The ordeal has been severe for Zainab Abu al-‘Atah (49), a widow and mother of six children.

“After my husband was killed, responsibility weighed heavily on me. He was the backbone and breadwinner of our family. I have no source of income to support us, nor enough food for my children due to the Israeli siege. With every meal, I prioritise my children over myself, but exhaustion overwhelms me, along with the feeling of helplessness in securing their most basic rights,” Ms al-‘Atah told PCHR volunteers.

Despite these horrors, Palestinian women persist. 

Tahreer al-‘Aryian (34)

Such acts of defiance embody what the PFLP terms “the flame of resistance”—a refusal to be erased.  

Hamas, too, lauds women’s “legendary steadfastness,” framing their survival as a victory.

International Working Women’s Day beyond tokenism  

International Working Women’s Day, born from socialist struggles for labour rights, has been co-opted by corporations and states that now overlook Palestine.
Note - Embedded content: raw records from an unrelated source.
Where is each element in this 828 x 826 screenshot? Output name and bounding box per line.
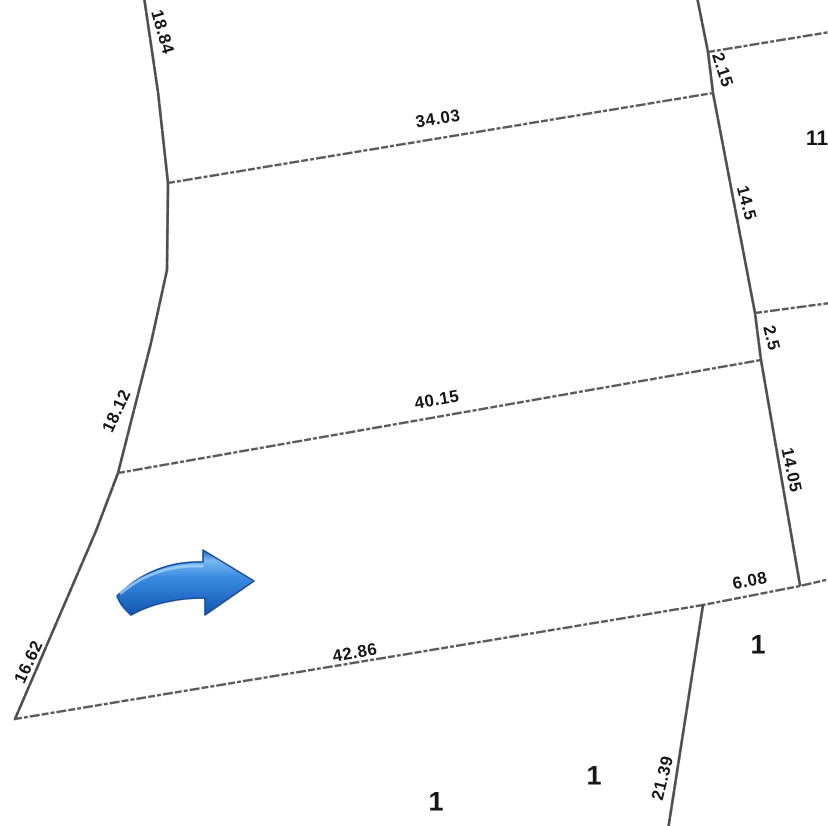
division-line-40-15 xyxy=(118,360,761,473)
boundary-east-main xyxy=(697,0,800,585)
division-line-34-03 xyxy=(168,93,713,183)
parcel-number-1-middle: 1 xyxy=(586,761,601,792)
boundary-line-21-39 xyxy=(668,605,703,826)
boundary-west-middle-18-12 xyxy=(118,183,168,473)
direction-arrow-icon xyxy=(117,550,254,615)
branch-line-east xyxy=(755,303,828,313)
parcel-number-11: 11 xyxy=(806,127,828,151)
cadastral-survey-plan: 18.84 34.03 2.15 14.5 2.5 40.15 18.12 14… xyxy=(0,0,828,826)
parcel-number-1-east: 1 xyxy=(750,630,765,661)
parcel-number-1-bottom: 1 xyxy=(428,787,443,818)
The PFLP and Hamas, despite ideological differences, agree on this: solidarity requires action, not platitudes. As western feminists don purple ribbons, Palestinian women demand accountability—for the bombs, the blockades, and the silence. Their resistance, forged in unimaginable pain, challenges the world to see beyond geopolitics and recognise their humanity. Until then, as the PFLP vows, “the struggle continues.”